В «Ребята возвращаются» фигурка ангела счастья никому так и не приносит, несмотря на большие надежды. Был изображен ангел и на начальных титрах «Фейерверка». Фантазия то ли автора, то ли одного из героев, живописца-любителя Хорибе, он тоже не мог обеспечить счастливый финал. Китано объяснял свое пристрастие к ангелам тем, что они, в отличие от людей, умеют летать. Своего рода игрушечным ангелом в последней сцене фильма предстает воздушный змей, которого безуспешно пытается запустить на пляже случайно встреченная героями девочка. Змей рвется пополам, предвещая следующую через считанные секунды развязку. Ангел — не спаситель человека, а просто образ. «Когда мы что-то говорим или о чем-то думаем, некая сила тянет нас к земле, — утверждает Китано. — Не совесть; может, мысль? Мне хочется думать, что есть на свете существа, способные побороть силу этого притяжения».

В «Кикуджиро» ангел — центральный и ключевой образ: отвергая возможность появления человека-посредника (будь то отец, учитель или священнослужитель) между обитателями Земли и Неба, Китано не исключает возможности прямого контакта. Явление ангела обещано первым же кадром картины, и его обретение — в качестве волшебного талисмана, грубо отобранного героем Китано у мягкосердечного байкера, — знаменует перелом в сюжете. Ангел-хранитель не покидает Macao и его компаньона во время обратного пути с морского побережья к городу.

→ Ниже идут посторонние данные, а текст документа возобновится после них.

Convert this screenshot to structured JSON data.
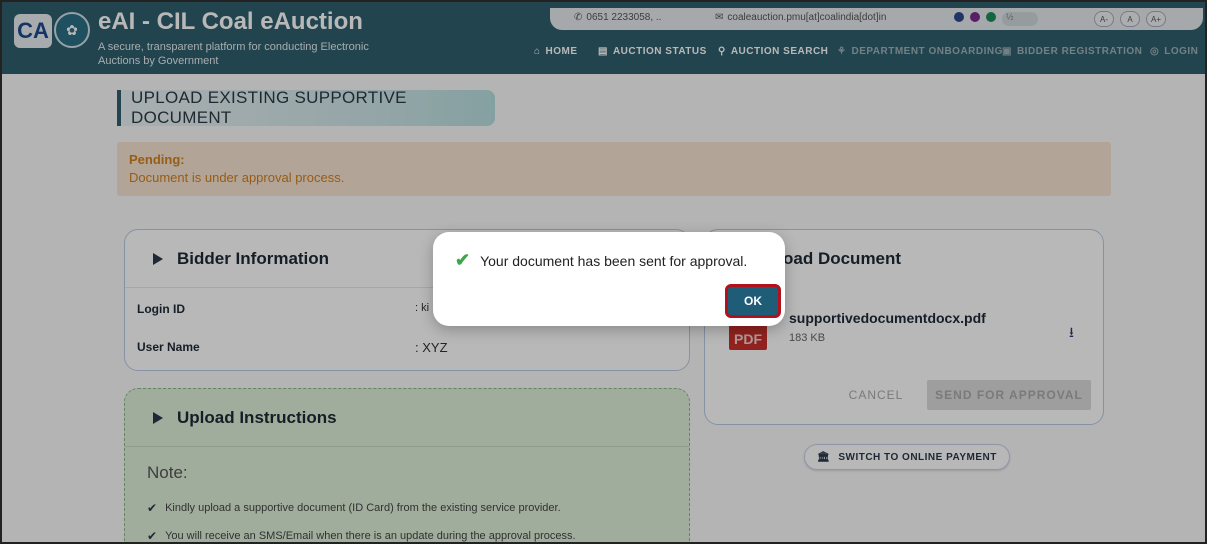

Сперва — игрушка, затем он материализуется на приморском песке и спускается с неба, «вселяясь» в колокольчик Macao, после чего тот начинает звенеть. Ангел трансформируется в другого гостя с небес, инопланетянина (его роль играет второй байкер), он же обеспечивает хеппи-энд; благодаря ему на рюкзаке Macao вырастают бутафорские крылышки. Сам Кикуджиро — своеобразный ангел, охраняющий Macao от всех опасностей, включая встречу с матерью, забывшей об оставленном сыне. Быть может, эта встреча стала бы для мальчика большим шоком, чем пережитые за несколько дней до того домогательства педофила. Но в то же время ангел, которому сам Китано в шутку приписывает чудесное выздоровление после несчастного случая, почти сливается с восьмилетним мальчиком — не только товарищем, но и альтер эго исковерканного судьбой пятидесятилетнего мужика, проведшего лучшие летние каникулы в своей жизни.

Ангелы в фильмах Китано предстают мужчинами, женщинами и детьми. Они утешают в болезни и горе (на стене больницы, где умирает жена Ниси из «Фейерверка», красуется картина с улыбчивыми ангелами — кисти самого Китано), они обещают любовь, как в «Куклах». Они же дают надежду — часто несбыточную — на лучшую жизнь или хотя бы достойную смерть. Недаром отвергнутый семьей гангстер Ямамото из «Брата якудза» отправляется прямиком в Лос-Анджелес — город ангелов, не без умысла выбранный Китано для съемок своего первого фильма, снятого за рубежом.

 

* * *

 

Дети в фильмах Китано живут в недетском мире, а взрослые смотрят на этот мир глазами ребенка. В «Жестоком полицейском» полицейский-садист Азума готов выбивать признания из хрупких тинейджеров, не признавая за ними прав больших, чем у матерых правонарушителей; в этом данный герой Китано мало отличается от учителя Китано из «Королевской битвы». В начале режиссерской карьеры Китано признавался, что по неопытности старался двигать камеру как можно меньше, чтобы в кадре не оказалось ничего лишнего. Поэтому вряд ли по чистому совпадению туда еще в «Жестоком полицейском» раз за разом попадали дети — то свидетели, а то и участники кровавых расправ, вершащихся на улицах города средь бела дня. Да и в «Кикуджиро», фильме признанного мастера, в сюжет то и дело вклиниваются хулиганы, бандиты, проститутки, бомжи, сексуальные маньяки, органично сосуществующие с невинными (каждый — по-своему) главными героями.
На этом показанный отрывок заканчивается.